2. Penderitaan adalah bagian dari ciptaan
            Banyak teolog berpendapat bahwa cerita penciptaan juga menyatakan beberapa bentuk penderitaan adalah bagian dari aturan yang diciptakan. Hal itu adalah maksud Allah dan kondisi manusia. Dalam God and Human Suffering, Douglas John Hall menunjukkan paling sedikit empat bentuk penderitaan telah ada dalam dunia ini sejak penciptaan: kesendirian (bnd. Adam dalam Kej. 2:18), keterbatasan (mengetahui yang baik dan jahat), pencobaan dan kecemasan (penyebab Hawa menuruti si pencoba).[10]
3. Penderitaan adalah hasil dari tekanan
            Banyak jenis penderitaan disebabkan oleh tekanan, eksploitasi atau siksaan. Dengan kata lain, penderitaan seseorang bisa disebabkan dari dosa orang lain-kepentingan diri sendiri, pengabaian, kebencian dan kekejaman. Contoh : kemiskinan bisa disebabkan sistem yang bergantung pada beberapa kelas sosial.
4. Penderitaan adalah sebuah misteri
            Walaupun penderitaan dapat ditemukan dalam sumber-sumber berbeda, beberapa manifestasi penderitaan secara sederhana tidak berarti dan tidak dapat dijelaskan, contohnya penyakit yang mengambil nyawa bayi dan penyakit alami yang secara hebat menyerang sejumlah orang. Tsunami di Aceh merupakan contoh yang dekat.[11]

Respons Allah Terhadap Penderitaan: Allah yang Solider dan Menderita
            Penderitaan dilihat sebagai sesuatu yang secara langsung dan tidak langsung memiliki kaitan dengan Tuhan. Dengan begitu, penderitaan dapat membuat orang menerima atau berontak terhadap Allah.[12] Pertanyaan tentang bagaimana respons Allah terhadap penderitaan manusia adalah penting sebab berkaitan dengan apa tindakan Allah bagi penderitaan manusia.
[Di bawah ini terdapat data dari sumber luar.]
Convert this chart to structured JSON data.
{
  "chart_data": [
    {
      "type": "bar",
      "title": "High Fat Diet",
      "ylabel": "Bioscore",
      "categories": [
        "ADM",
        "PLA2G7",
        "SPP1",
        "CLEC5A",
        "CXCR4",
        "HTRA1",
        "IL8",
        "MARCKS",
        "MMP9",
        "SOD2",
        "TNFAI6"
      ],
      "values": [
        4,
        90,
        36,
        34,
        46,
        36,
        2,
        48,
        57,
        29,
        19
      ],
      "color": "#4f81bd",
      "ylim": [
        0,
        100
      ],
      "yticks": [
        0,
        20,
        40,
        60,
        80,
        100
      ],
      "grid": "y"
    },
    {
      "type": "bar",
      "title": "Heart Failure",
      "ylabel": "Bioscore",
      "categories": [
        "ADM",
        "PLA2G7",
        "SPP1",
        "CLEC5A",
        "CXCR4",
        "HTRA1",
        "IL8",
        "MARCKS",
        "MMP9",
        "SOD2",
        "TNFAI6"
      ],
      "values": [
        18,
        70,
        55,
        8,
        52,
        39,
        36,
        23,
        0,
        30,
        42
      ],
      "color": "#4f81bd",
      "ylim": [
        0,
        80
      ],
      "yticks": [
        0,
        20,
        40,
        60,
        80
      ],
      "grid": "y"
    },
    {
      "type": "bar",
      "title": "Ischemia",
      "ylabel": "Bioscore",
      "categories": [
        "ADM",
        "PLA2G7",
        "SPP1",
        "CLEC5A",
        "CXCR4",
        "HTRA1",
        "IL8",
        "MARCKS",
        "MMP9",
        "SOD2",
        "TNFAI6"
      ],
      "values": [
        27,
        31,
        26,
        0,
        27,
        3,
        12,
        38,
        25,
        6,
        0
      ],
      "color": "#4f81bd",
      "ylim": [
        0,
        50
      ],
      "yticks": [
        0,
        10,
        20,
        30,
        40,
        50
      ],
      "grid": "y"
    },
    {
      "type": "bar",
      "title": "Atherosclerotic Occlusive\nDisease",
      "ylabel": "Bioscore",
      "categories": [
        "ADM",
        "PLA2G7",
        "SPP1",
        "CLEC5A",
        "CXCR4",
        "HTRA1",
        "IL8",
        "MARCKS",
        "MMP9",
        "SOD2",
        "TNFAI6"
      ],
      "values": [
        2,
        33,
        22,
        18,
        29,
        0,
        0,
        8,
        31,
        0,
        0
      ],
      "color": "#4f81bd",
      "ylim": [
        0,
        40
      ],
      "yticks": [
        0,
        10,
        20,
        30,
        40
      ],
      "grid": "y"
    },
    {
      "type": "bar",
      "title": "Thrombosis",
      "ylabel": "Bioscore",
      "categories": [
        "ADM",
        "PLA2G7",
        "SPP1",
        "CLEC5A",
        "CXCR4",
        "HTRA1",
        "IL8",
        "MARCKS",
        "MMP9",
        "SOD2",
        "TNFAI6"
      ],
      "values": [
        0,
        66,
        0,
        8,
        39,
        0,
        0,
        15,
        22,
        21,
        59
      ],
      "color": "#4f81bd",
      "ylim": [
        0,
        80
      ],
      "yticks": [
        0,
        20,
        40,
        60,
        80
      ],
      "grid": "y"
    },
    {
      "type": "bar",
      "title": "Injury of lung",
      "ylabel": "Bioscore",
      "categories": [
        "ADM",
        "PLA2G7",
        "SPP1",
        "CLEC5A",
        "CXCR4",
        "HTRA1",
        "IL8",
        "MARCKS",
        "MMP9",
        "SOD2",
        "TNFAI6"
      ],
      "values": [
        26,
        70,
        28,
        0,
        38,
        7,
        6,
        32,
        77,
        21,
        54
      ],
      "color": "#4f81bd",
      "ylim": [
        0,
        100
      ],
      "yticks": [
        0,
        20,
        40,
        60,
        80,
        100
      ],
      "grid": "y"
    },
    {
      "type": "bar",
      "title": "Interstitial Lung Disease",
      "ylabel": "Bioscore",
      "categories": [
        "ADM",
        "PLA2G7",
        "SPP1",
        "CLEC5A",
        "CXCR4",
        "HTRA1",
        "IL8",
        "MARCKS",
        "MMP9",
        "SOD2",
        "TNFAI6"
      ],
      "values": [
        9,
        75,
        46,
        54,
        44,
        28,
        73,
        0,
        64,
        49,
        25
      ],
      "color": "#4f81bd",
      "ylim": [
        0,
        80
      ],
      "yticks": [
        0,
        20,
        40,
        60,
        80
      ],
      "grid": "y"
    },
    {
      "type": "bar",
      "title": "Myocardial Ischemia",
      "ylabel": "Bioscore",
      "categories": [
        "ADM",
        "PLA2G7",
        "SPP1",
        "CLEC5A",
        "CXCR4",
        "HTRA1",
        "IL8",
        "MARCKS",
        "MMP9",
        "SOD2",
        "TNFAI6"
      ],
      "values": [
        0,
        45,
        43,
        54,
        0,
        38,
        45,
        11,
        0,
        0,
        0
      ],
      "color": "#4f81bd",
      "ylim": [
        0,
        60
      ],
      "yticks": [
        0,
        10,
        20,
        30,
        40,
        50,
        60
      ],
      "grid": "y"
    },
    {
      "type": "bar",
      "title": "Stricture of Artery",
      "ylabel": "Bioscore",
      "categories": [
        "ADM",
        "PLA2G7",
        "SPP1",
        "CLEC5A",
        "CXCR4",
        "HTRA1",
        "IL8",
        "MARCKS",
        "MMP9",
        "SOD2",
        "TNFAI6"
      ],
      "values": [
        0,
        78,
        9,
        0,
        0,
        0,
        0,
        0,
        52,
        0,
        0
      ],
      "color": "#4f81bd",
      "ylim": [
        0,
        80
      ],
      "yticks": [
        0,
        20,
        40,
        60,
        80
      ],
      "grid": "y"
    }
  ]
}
Respons Allah itu dinyatakan dalam karya-Nya yang menopang dan menebus bagi manusia dan keseluruhan ciptaan. Berlawanan dengan pembangkangan manusia yang memimpin pada ciptaan yang menyimpang dan penderitaan manusia (Mzm. 104; Kol. 1:7; Ibr. 1:3). Hal itu melalui kemahakuasaan dan pemeliharaan-Nya sehingga dunia tetap ada. Dalam kediaman Allah, dia masih bekerja di dalam dan melalui ciptaan-Nya. Kejadian 3:15, kisah Nuh, pemilihan Abraham, pembebasan Israel dari Mesir secara jelas menyatakan rencana penebusan-Nya bagi semua manusia.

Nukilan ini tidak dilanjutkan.